Não raro, aparece alguém pelas redondezas do Teatro perguntando para qualquer um: "Ô menino, Marcio Meirelles tá aí?". A resposta geralmente é "Não sei". Dificilmente sabe-se, mesmo. Saber se Marcio está é tarefa complicada para qualquer um. A pergunta em si, não se pode condenar, condenável é o tom, e a reação ao "não sei". As pessoas reagem como se fosse um absurdo não sabermos onde está Marcio Meirelles, Chica Carelli, Zebrinha, Sônia Robatto, Othon Bastos ou quem quer que se esteja procurando. A reação é como se estivéssemos enrolando, ou dando uma resposta padrão. Aí vem: "Eu sou fulano de tal de não sei aonde, Marcio é muito meu amigo, trabalhamos juntos em tal, tal e tal produções, eu tenho certeza que se você disser que sou EU, ele vai me atender". Chega-se nessa parte do diálogo geralmente antes de dar tempo de saber se Marcio ou quem quer que seja, está, esteve, ou estará no teatro. As vezes é melhor ainda! As vezes o ilustre desconhecido (desconhecido para mim, pelo menos, que nasci em 83...) solta pérolas como: "Mas eu que construí isso aqui. O Vila Velha é o que é hoje por minha causa" e por aí vai. Recentemente até "você sabe quem eu sou?" teve.

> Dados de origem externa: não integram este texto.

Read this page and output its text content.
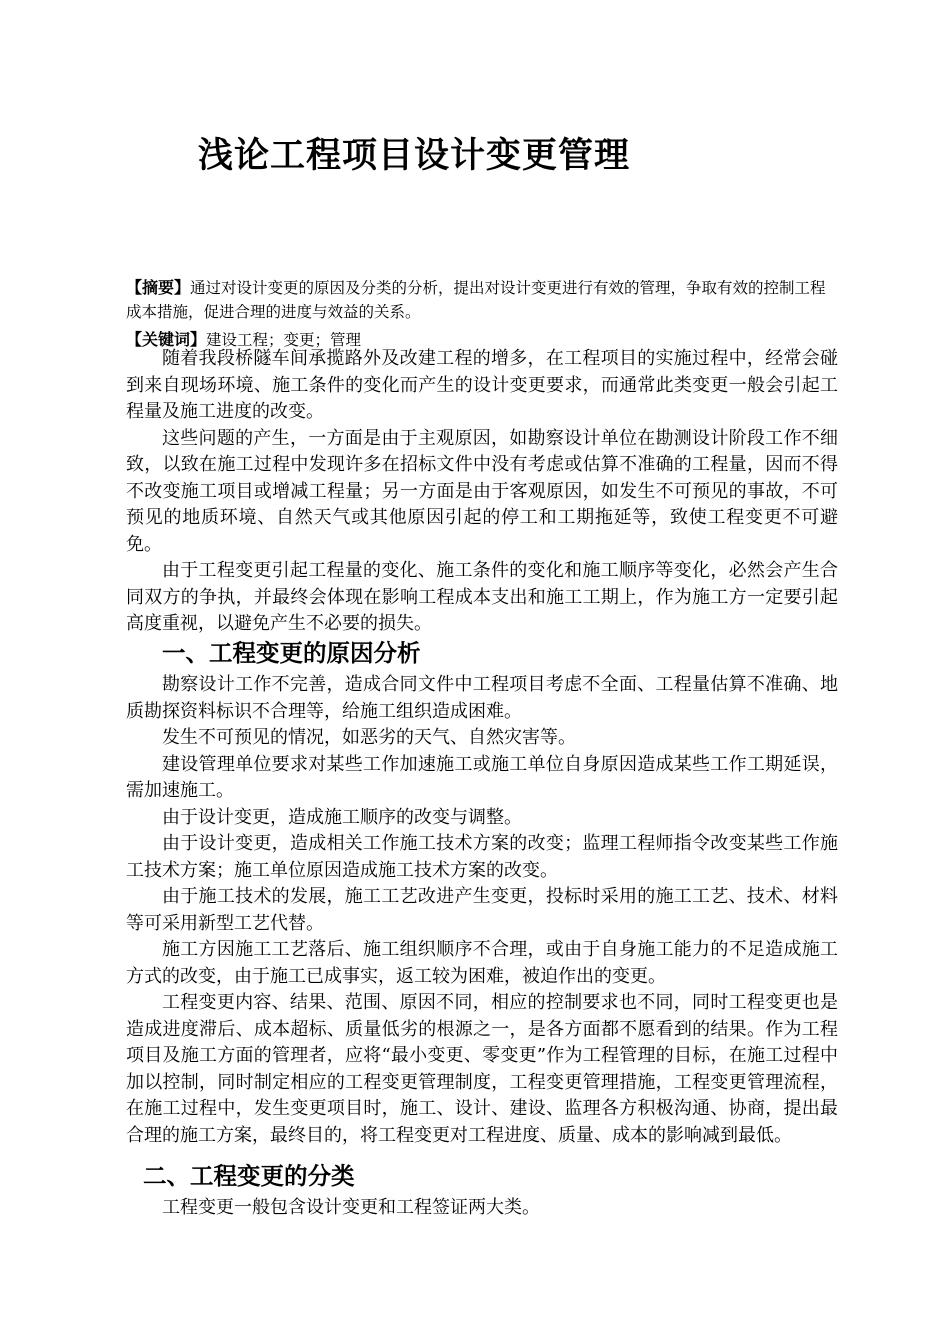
浅论工程项目设计变更管理
【摘要】通过对设计变更的原因及分类的分析，提出对设计变更进行有效的管理，争取有效的控制工程成本措施，促进合理的进度与效益的关系。
【关键词】建设工程；变更；管理

随着我段桥隧车间承揽路外及改建工程的增多，在工程项目的实施过程中，经常会碰到来自现场环境、施工条件的变化而产生的设计变更要求，而通常此类变更一般会引起工程量及施工进度的改变。

这些问题的产生，一方面是由于主观原因，如勘察设计单位在勘测设计阶段工作不细致，以致在施工过程中发现许多在招标文件中没有考虑或估算不准确的工程量，因而不得不改变施工项目或增减工程量；另一方面是由于客观原因，如发生不可预见的事故，不可预见的地质环境、自然天气或其他原因引起的停工和工期拖延等，致使工程变更不可避免。

由于工程变更引起工程量的变化、施工条件的变化和施工顺序等变化，必然会产生合同双方的争执，并最终会体现在影响工程成本支出和施工工期上，作为施工方一定要引起高度重视，以避免产生不必要的损失。

一、工程变更的原因分析

勘察设计工作不完善，造成合同文件中工程项目考虑不全面、工程量估算不准确、地质勘探资料标识不合理等，给施工组织造成困难。

发生不可预见的情况，如恶劣的天气、自然灾害等。

建设管理单位要求对某些工作加速施工或施工单位自身原因造成某些工作工期延误，需加速施工。

由于设计变更，造成施工顺序的改变与调整。

由于设计变更，造成相关工作施工技术方案的改变；监理工程师指令改变某些工作施工技术方案；施工单位原因造成施工技术方案的改变。

由于施工技术的发展，施工工艺改进产生变更，投标时采用的施工工艺、技术、材料等可采用新型工艺代替。

施工方因施工工艺落后、施工组织顺序不合理，或由于自身施工能力的不足造成施工方式的改变，由于施工已成事实，返工较为困难，被迫作出的变更。

工程变更内容、结果、范围、原因不同，相应的控制要求也不同，同时工程变更也是造成进度滞后、成本超标、质量低劣的根源之一，是各方面都不愿看到的结果。作为工程项目及施工方面的管理者，应将“最小变更、零变更”作为工程管理的目标，在施工过程中加以控制，同时制定相应的工程变更管理制度，工程变更管理措施，工程变更管理流程，在施工过程中，发生变更项目时，施工、设计、建设、监理各方积极沟通、协商，提出最合理的施工方案，最终目的，将工程变更对工程进度、质量、成本的影响减到最低。

二、工程变更的分类

工程变更一般包含设计变更和工程签证两大类。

Dia desses ligaram, eram três da tarde, mais ou menos, fui eu que atendi: "Alô, João Sanches está?" Olha, eu não sei, não tive notícia dele hoje aqui ainda, quem quer falar?... "mas ele não tá com uma peça aí?", está, está sim, "chame ele aí", aguarde um momento que eu vou ver se ele está. Nas duas portarias, ninguém tinha visto João entrar ou sair no tal dia. Alô?, pois, João não está "mas ele não é daí?", mais ou menos, não sei, ele é diretor de um espetáculo que está em cartaz, mas não é funcionário da casa... "tá, tá, deixe". E desligou.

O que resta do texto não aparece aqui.